How do naïve B cells produce IgM and IgD simultaneously?
C-mu and C-𝛿 constant region genes are the closest to the developing B cell’s unique VDJ.
C-mu and C-𝛿 correspond to IgM and IgD heavy chain constant regions.
Via RNA splicing, the B cell can express BOTH IgM and IgD and both antigen receptors will have exactly the same antigen specificity.
What are the three means of generation of Antibody Diversity?
- Germline: multiple inherited V, D and J
- Combinatorial: V + D + J and H + L
- Junctional: imprecise joining of V, D, and J gene segments by exonucleases and TdT.
(TdT = terminal deoxyribonucleotidyl transferase)
Describe the mechanism of TdT (terminal deoxyribonucleotidyl transferase) and how it contributes to junctional Ab diversity.
When gene segments are excised for V(D)J recombination, exonucleases randomly “chew back” a variable number of NTs from the ends of the joining segments.
TdT randomly adds entirely new NTs to the ends of the segments prior to their joining –> makes the junctions between V, D, and J gene segments highly variable –> important for the creation of diversity at the antigen binding site.
Describe Somatic Hypermutation (SHM) and how it contributes to Ab diversity.
*Occurs only in B-cells
POST ANTIGEN ACTIVATION, increase in the affinity of antibody for the antigen is observed –> Somatic hypermutation (affinity can increase 100 to 1000-fold over time)
Refers to random point mutations that occur in the variable region (antigen-binding sites) of immunoglobulin heavy and light chains in the B cells of an expanding clone.
(“survival of the fittest” = B cells making high-affinity BCR)

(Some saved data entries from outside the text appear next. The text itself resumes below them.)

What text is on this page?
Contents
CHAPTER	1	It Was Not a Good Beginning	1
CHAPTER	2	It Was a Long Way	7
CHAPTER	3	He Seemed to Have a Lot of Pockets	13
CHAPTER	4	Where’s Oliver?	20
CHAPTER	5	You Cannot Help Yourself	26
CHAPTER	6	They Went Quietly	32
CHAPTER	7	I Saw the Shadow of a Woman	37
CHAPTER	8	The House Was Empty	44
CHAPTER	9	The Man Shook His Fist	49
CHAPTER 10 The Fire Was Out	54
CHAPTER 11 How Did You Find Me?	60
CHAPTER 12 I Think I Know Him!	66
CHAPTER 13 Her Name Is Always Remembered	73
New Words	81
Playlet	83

B cells and T cells use V(D)J recombination to generate antigen-specific receptors
B cells rearrange _____
T cells rearrange _____
B cells rearrange Ig loci
(Igh and either Igk or Igl)
T cells rearrange TCR loci
(TCRa and TCRb, or TCRd and TCRg)
A complete deficiency of either RAG1 or RAG2 causes what?
Absence of both B cells and T cells and a complete loss of adaptive immunity. Can’t make receptors.
Class Switch Recombination (CSR)
After activation by antigen, a B cell can “switch” to produce different classes of antibody molecules, such as IgG, IgE, and IgA, while still retaining the same antigen specificity.
Same heavy chain VDJ rearranged genes are moved next to a different constant region gene (either Cg, Ca, or Ce). ONLY the heavy-chain C region is changed, thereby preserving the antigen specificity of the B cell.
While individual mature (naïve) B cells can produce _______________ on their cell surfaces, after class switching, an individual B cell can _________________.
While individual mature (naïve) B cells can produce both IgM and IgD on their cell surfaces, after class switching, an individual B cell can only produce one of the “switched isotypes” (i.e. IgG or IgE or IgA).